MEMPHIS, Tenn. — The restaurant industry believes they can provide safety and service.
But two federal judges just denied a group of restaurant and bar owners requests for a temporary restraining order against the Shelby County Health Department in an attempt to reopen their dining rooms.
These businesses were closed in mid-July because they technically sold more booze than food.
Jeannette Comans, the owner of Blind Bear in downtown, said her doors have been closed for weeks and she says offering takeout isn’t financially feasible.
“I have spent nine years of blood, sweat and tears to make it this far and for this just to end because they decide we don’t sell enough food, it’s not right,” she said.

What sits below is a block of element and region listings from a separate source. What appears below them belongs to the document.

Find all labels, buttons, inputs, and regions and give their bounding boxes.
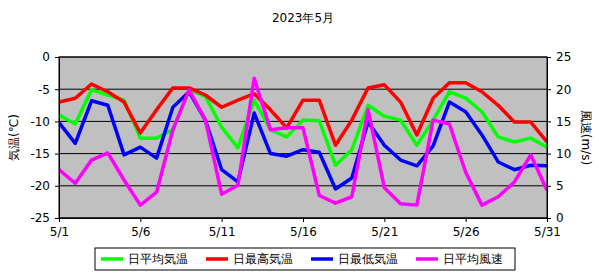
tick-label: 5/31 xyxy=(534,225,561,239)
legend-box xyxy=(95,248,515,270)
tick-mark xyxy=(55,121,59,122)
tick-label: 5/26 xyxy=(453,225,480,239)
tick-mark xyxy=(55,186,59,187)
tick: 5 xyxy=(547,179,564,193)
tick-label: 10 xyxy=(556,147,571,161)
tick: 5/26 xyxy=(453,218,480,239)
legend-swatch xyxy=(101,257,123,261)
title: 2023年5月 xyxy=(272,11,334,25)
series-lines xyxy=(59,78,547,205)
tick-label: 15 xyxy=(556,115,571,129)
y2-axis-title: 風速(m/s) xyxy=(579,110,593,165)
tick-mark xyxy=(55,89,59,90)
plot-frame xyxy=(59,57,547,218)
tick-label: 5/16 xyxy=(290,225,317,239)
series-line xyxy=(59,83,547,145)
tick-mark xyxy=(140,218,141,222)
tick-label: 5 xyxy=(556,179,564,193)
tick-mark xyxy=(547,57,551,58)
tick: -15 xyxy=(30,147,59,161)
grid xyxy=(59,57,547,218)
tick-mark xyxy=(303,218,304,222)
tick: -25 xyxy=(30,211,59,225)
axis-line xyxy=(55,58,60,219)
tick-label: 0 xyxy=(42,50,50,64)
legend-swatch xyxy=(206,257,228,261)
tick-mark xyxy=(547,186,551,187)
tick-label: 5/21 xyxy=(371,225,398,239)
tick: 5/11 xyxy=(209,218,236,239)
tick-mark xyxy=(55,218,59,219)
series-line xyxy=(59,92,547,189)
y2-axis: 0 5 10 15 20 25 xyxy=(547,50,571,225)
tick-label: -20 xyxy=(30,179,50,193)
legend-swatch xyxy=(311,257,333,261)
tick: 10 xyxy=(547,147,571,161)
legend-label: 日最低気温 xyxy=(338,252,398,266)
tick: -20 xyxy=(30,179,59,193)
tick: 25 xyxy=(547,50,571,64)
tick: -10 xyxy=(30,115,59,129)
tick-mark xyxy=(384,218,385,222)
x-axis: 5/1 5/6 5/11 5/16 5/21 5/26 5/31 xyxy=(50,218,561,239)
tick-label: 0 xyxy=(556,211,564,225)
tick-label: -10 xyxy=(30,115,50,129)
tick: 5/6 xyxy=(131,218,150,239)
tick-mark xyxy=(547,121,551,122)
legend-swatch xyxy=(416,257,438,261)
tick: 5/21 xyxy=(371,218,398,239)
tick-label: 5/1 xyxy=(50,225,69,239)
tick-label: 25 xyxy=(556,50,571,64)
tick: 0 xyxy=(547,211,564,225)
tick-label: 5/11 xyxy=(209,225,236,239)
tick: -5 xyxy=(38,83,59,97)
tick-mark xyxy=(55,57,59,58)
tick-mark xyxy=(547,154,551,155)
grid-line xyxy=(59,153,547,154)
legend-label: 日最高気温 xyxy=(233,252,293,266)
legend-label: 日平均気温 xyxy=(128,252,188,266)
tick-mark xyxy=(222,218,223,222)
tick: 5/1 xyxy=(50,218,69,239)
tick-label: 5/6 xyxy=(131,225,150,239)
tick-label: 20 xyxy=(556,83,571,97)
tick-mark xyxy=(55,154,59,155)
y-axis: -25 -20 -15 -10 -5 0 xyxy=(30,50,59,225)
chart: 5/1 5/6 5/11 5/16 5/21 5/26 5/31 -25 -20 -15 -10 -5… xyxy=(0,0,599,277)
tick-label: -15 xyxy=(30,147,50,161)
legend: 日平均気温 日最高気温 日最低気温 日平均風速 xyxy=(95,248,515,270)
tick: 15 xyxy=(547,115,571,129)
tick: 20 xyxy=(547,83,571,97)
tick-mark xyxy=(547,218,551,219)
tick: 5/16 xyxy=(290,218,317,239)
tick: 0 xyxy=(42,50,59,64)
tick-label: -5 xyxy=(38,83,50,97)
tick-label: -25 xyxy=(30,211,50,225)
axis-line xyxy=(60,219,548,223)
y-axis-title: 気温(℃) xyxy=(7,114,21,161)
plot-background xyxy=(59,57,547,218)
axis-line xyxy=(548,58,552,219)
legend-label: 日平均風速 xyxy=(443,252,503,266)
series-line xyxy=(59,78,547,205)
tick-mark xyxy=(466,218,467,222)
tick-mark xyxy=(547,89,551,90)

This week, two federal judges denied requests from a group of 17 bar and restaurant owners in two different lawsuits for a temporary restraining order against the health department.

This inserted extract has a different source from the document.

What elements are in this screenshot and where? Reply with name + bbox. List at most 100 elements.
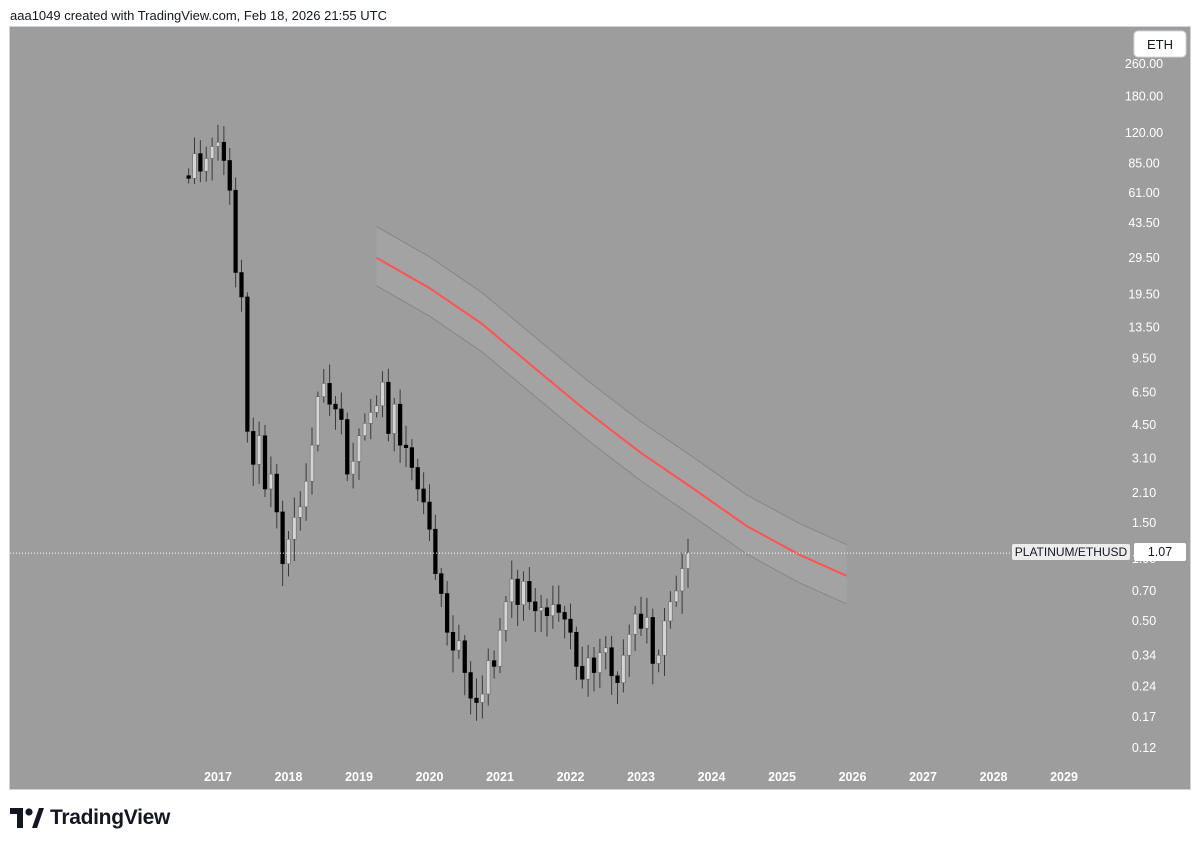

Both lawsuits claimed Health Directive No. 8, which closed 45 limited-service bars and restaurants across the county, wasn’t fair.
In his ruling, U.S. District Judge John Fowlkes, Jr. said the health department took into account bar outbreaks in other states when making their decision. He stated the group of restaurant owners was incorrect when it stated there wasn’t a conceivable rational basis for the directive. “Defendants do not have to set forth evidence or empirical data, but rather can rely upon rational speculation to support their decision,” he wrote in his opinion.
Additionally, the judge said the court recognizes the hardships imposed by the directive. “However Defendants’ decision to temporarily close plaintiffs is legally sound. What is legal may not always be fair, but legality must prevail over fairness,” said Fowlkes in the ruling.
But Comans still believes the ruling isn’t right.
“Let us be open like any other restaurant. Close by 10 p.m., only two hours, we were already doing all the things we needed to do to make sure it was safe and we’ll abide by all those rules. We just want to be open,” said Comans.
And now she isn’t sure how they will survive.
“I don’t know what everyone is going to do. I mean not joking if people have jobs tag me on Facebook and I’ll share it with my people because we all, I have to find someplace to work because someone has to support [Blind] Bear until we get open again,” she said.
Comans said some of the owners tried to talk with the health department about the directive before they filed the lawsuit, but she says they never got a response.
She said they may make another attempt to have a conversation.